Menurut Para Ulama: Ulama menggunakan istilah “Tarbiyah” berakar
pada tiga kata. Pertama kata rabba’ yarbu yang berarti bertambah dan tumbuh.
Kedua, kata yariba yarba yang berarti tumbuh dan berkembang. Ketiga, kata rabba yarubbu yang berarti memperbaiki,
menguasai, memimpin, menjaga, dan memelihara. Kata Al-rabb juga berasal dari
kata tarbiyah dan berarti menghantar sesuatu kepada kesempurnaannya atau
membuat sesuatu menjadi sempurna secara berangsur angsur.Menurut Abdurrahman
al-Nahlawi salah seorang pengguna istilah tarbiyah berpendapat bahwa pendidikan
berarti :
a.
Memelihara
fitrah anak/ didik
b.
Menumbuhkan
seluruh bakat dan kesiapannya
c.
Mengarahkan
fitrah dan seluruh bakatnya agar menjadi baik dan sempurna
d.
Bertahap
dalam prosesnya
Pendidikan Menurut Para Ahli
1) Plato (filosof Yunani yang hidup dari tahun 429 SM-346 M)

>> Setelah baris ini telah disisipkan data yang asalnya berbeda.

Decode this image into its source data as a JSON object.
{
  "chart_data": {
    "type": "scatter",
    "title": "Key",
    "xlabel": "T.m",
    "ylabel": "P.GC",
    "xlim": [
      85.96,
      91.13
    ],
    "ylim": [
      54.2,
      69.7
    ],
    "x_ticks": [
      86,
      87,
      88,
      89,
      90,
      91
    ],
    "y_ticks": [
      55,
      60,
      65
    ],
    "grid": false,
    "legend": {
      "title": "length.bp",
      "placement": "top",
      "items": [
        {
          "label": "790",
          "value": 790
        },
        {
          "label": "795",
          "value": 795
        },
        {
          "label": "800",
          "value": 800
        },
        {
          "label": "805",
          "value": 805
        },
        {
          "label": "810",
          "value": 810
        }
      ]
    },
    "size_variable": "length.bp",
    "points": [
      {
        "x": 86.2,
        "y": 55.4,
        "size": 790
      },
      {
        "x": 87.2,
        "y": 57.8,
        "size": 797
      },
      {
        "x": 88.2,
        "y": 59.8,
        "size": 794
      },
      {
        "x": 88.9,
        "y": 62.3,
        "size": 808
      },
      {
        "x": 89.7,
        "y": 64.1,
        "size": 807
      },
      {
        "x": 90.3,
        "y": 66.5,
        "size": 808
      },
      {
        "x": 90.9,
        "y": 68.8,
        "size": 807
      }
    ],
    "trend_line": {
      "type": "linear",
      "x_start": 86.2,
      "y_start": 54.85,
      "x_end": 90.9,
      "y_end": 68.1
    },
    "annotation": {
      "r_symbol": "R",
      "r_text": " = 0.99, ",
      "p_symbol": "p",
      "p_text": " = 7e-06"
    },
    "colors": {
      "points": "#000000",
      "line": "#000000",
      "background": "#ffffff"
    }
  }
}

mengatakan bahwa : “Pendidikan itu ialah membantu perkembangan masing-masing
dari jasmani dan akal dengan sesuatu yang memungkinkan tercapainya
kesemurnaan.”
2) Aristoteles (filosof
terbesar Yunani, guru Iskandar Makedoni, yang dilahirkan pada tahun 384 SM-322
SM) mengatakan bahwa : “Pendidikan itu ialah menyiapkan akal untuk pengajaran”.
3) Ibnu Muqaffa (salah seorang
tokoh bangsa Arab yang hidup tahun 106 H- 143 H, pengarang Kitab Kalilah dan
Daminah) mengatakan bahwa : “Pendidikan itu ialah yang kita butuhkan untuk
mendapatkan sesuatu yang akan menguatkan semua indera kita seperti makanan dan
minuman, dengan yang lebih kita butuhkan untuk mencapai peradaban yang tinggi
yang merupakan santaan akal dan rohani.”
4) Herbert Spencer (filosof Inggris yang hidup tahun 1820-1903 M)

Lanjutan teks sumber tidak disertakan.